Here is the “doubting Thomas” passage from John 20:
“But Thomas, one of the twelve, called Didymus, was not with them when Jesus came. The other disciples therefore said unto him, “We have seen the Lord.” But he said unto them, ‘Except I shall see in his hands the print of the nails, and put my finger into the print of the nails, and thrust my hand into his side, I will not believe.’
And after eight days again his disciples were within, and Thomas with them: then came Jesus, the doors being shut, and stood in the midst, and said, ‘Peace be unto you.’

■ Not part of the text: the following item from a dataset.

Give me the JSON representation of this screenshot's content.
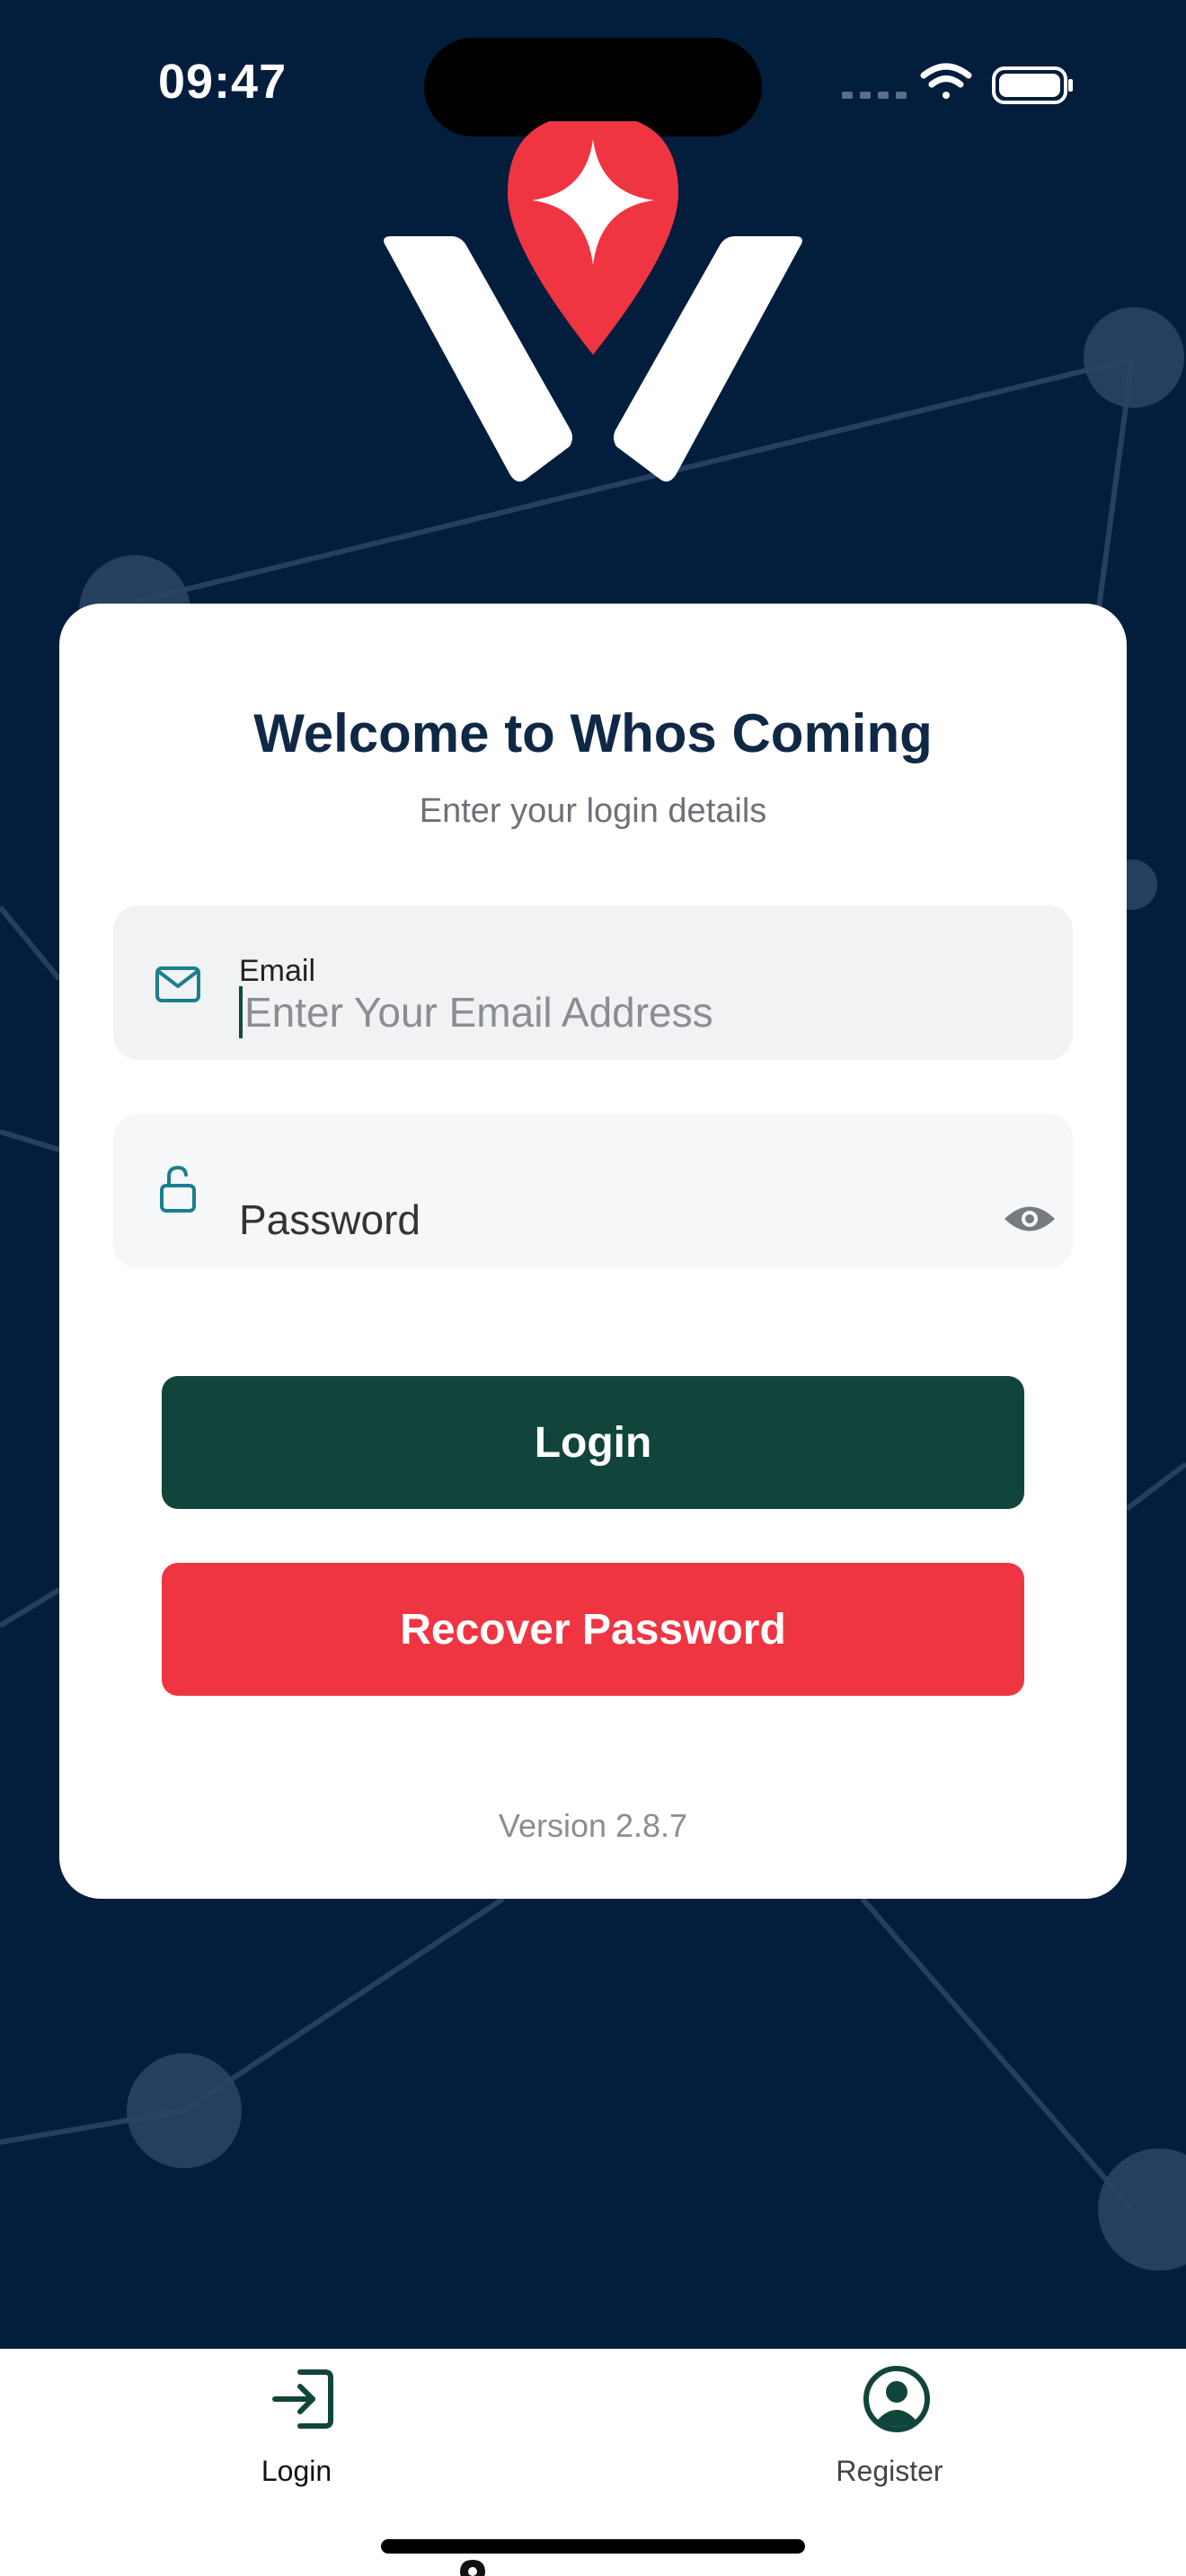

Then saith he to Thomas, ‘Reach hither thy finger, and behold my hands; and reach hither thy hand, and thrust it into my side: and be not faithless, but believing.’

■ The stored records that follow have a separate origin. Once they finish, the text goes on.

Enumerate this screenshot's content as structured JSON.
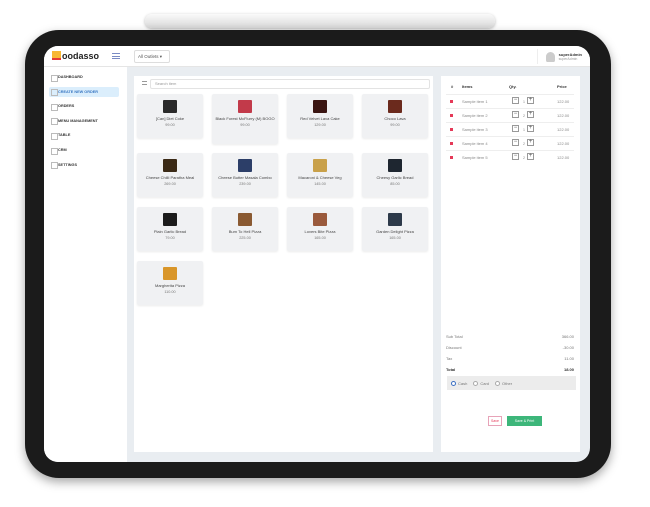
{
  "app": {
    "logo": "oodasso",
    "outlet": "All Outlets ▾",
    "user_name": "superAdmin",
    "user_role": "superAdmin"
  },
  "sidebar": {
    "items": [
      {
        "label": "DASHBOARD"
      },
      {
        "label": "CREATE NEW ORDER",
        "active": true
      },
      {
        "label": "ORDERS"
      },
      {
        "label": "MENU MANAGEMENT"
      },
      {
        "label": "TABLE"
      },
      {
        "label": "CRM"
      },
      {
        "label": "SETTINGS"
      }
    ]
  },
  "search": {
    "placeholder": "Search item"
  },
  "products": [
    {
      "name": "[Can] Diet Coke",
      "price": "99.00",
      "color": "#2a2a2a"
    },
    {
      "name": "Black Forest McFlurry (M) BOGO",
      "price": "99.00",
      "color": "#c23a4a"
    },
    {
      "name": "Red Velvet Lava Cake",
      "price": "129.00",
      "color": "#3a1512"
    },
    {
      "name": "Choco Lava",
      "price": "99.00",
      "color": "#6b2a1d"
    },
    {
      "name": "Cheese Chilli Paratha Meal",
      "price": "269.00",
      "color": "#3b2a16"
    },
    {
      "name": "Cheese Butter Masala Combo",
      "price": "239.00",
      "color": "#2c3e68"
    },
    {
      "name": "Macaroni & Cheese Veg",
      "price": "145.00",
      "color": "#c9a14a"
    },
    {
      "name": "Cheesy Garlic Bread",
      "price": "85.00",
      "color": "#1e2630"
    },
    {
      "name": "Plain Garlic Bread",
      "price": "79.00",
      "color": "#1c1c1c"
    },
    {
      "name": "Burn To Hell Pizza",
      "price": "225.00",
      "color": "#8a5a32"
    },
    {
      "name": "Lovers Bite Pizza",
      "price": "165.00",
      "color": "#9a5a3c"
    },
    {
      "name": "Garden Delight Pizza",
      "price": "165.00",
      "color": "#2d3a4a"
    },
    {
      "name": "Margherita Pizza",
      "price": "110.00",
      "color": "#d9962a"
    }
  ],
  "cart": {
    "headers": {
      "num": "#",
      "items": "Items",
      "qty": "Qty.",
      "price": "Price"
    },
    "rows": [
      {
        "name": "Sample item 1",
        "qty": "1",
        "price": "122.00"
      },
      {
        "name": "Sample item 2",
        "qty": "2",
        "price": "122.00"
      },
      {
        "name": "Sample item 3",
        "qty": "1",
        "price": "122.00"
      },
      {
        "name": "Sample item 4",
        "qty": "2",
        "price": "122.00"
      },
      {
        "name": "Sample item 5",
        "qty": "2",
        "price": "122.00"
      }
    ],
    "totals": [
      {
        "label": "Sub Total",
        "value": "366.00"
      },
      {
        "label": "Discount",
        "value": "-30.00"
      },
      {
        "label": "Tax",
        "value": "11.00"
      },
      {
        "label": "Total",
        "value": "18.00"
      }
    ],
    "payment": [
      "Cash",
      "Card",
      "Other"
    ],
    "save": "Save",
    "save_print": "Save & Print"
  }
}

And Thomas answered and said unto him, ‘My Lord and my God.’
Jesus saith unto him, ‘Thomas, because thou hast seen me, thou hast believed: blessed are they that have not seen, and yet have believed.’”
Thomas needed some convincing from the Top Guy, but once he got it he became the first of the apostles to acknowledge Jesus’s divinity.
Another reason I have never forgotten this story. One time, back in Saint John’s, “Sister” asked the class “Who said ‘My Lord and my God?’” Nobody knew the answer, and Sister said she was surprised that I, Thomas, did not know it. It stuck in my mind forever, after that.
Leonardo da Vinci must have had this passage in mind when he painted The Last Supper. Thomas and his trusty index finger are almost front-and-center, as you can see from the accompanying cut. Jesus has just dropped a bombshell on the gathering:
“And as they did eat, he said, Verily I say unto you, that one of you shall betray me.
And they were exceeding sorrowful, and began every one of them to say unto him, Lord, is it I?
And he answered and said, He that dippeth his hand with me in the dish, the same shall betray me.”
Thomas is the closest to Jesus, getting right up in his face with that finger which, ten days thence, will probe the nail holes in Jesus’s hands. He’s doubting then too. Looks rather ticked off at the suggestion, if you ask me.
And from the other side of Jesus, opposite Thomas, you can see the hand of Judas and the hand of Jesus, each reaching toward the bread which they will dip into the dish.
That’s the complete story of my guy Thomas and his dramatic confrontation with Jesus. We hear it every year on Low Sunday – so called, most likely, because it ends the Octave of Easter and is opposed to the “high” feast of Easter itself.

And why is the day also called Quasimodo Sunday? Glad you asked that too.
No, it’s got nothing to do with the Hunchback of Notre Dame. It stems from the days of the mass in Latin. The introductory prayer, or the Introit, of that day, goes thusly:
Quasi modo géniti infántes, allelúia: rationábile, sine dolo lac concupíscite, allelúia, allelúia, allelúia.
Which, translated into English, is:
“As newborn infants do (alleluia), covet milk that is rational, without dolosity (alleluia, alleluia, alleluia).”
I think that nowadays we all could use a dash of my patron saint’s skepticism. Don’t believe everything you read, on line or anywhere else. Trust, but verify.
May God bless and keep you today, as Eastertide recedes toward its ultimate end on Pentecost, or Whitsunday, as they say in the UK.
Tags: doubting Thomas, Low Sunday, Saint Thomas
April 10, 2021 at 9:55 pm |
Beautiful post, Tom, on so many levels. My oldest grandson is named Thomas, and I was proud to give him a St Thomas medal on the day of his First Communion. He’s 13 now and has a bit of a teenager’s insouciance about him, but I know he wears that St Thomas medal religiously, and you can see it displayed especially during athletic competitions. Makes your hear feel good.
I loved your bringing our attention to that trusty index finger in The Last Supper too (that guy DiVinci knew his stuff, didn’t he?).
I learned something about Quasimodo Sunday also.
Well done.
April 11, 2021 at 8:34 pm |
Thanks, as always, for the kind words, Pat!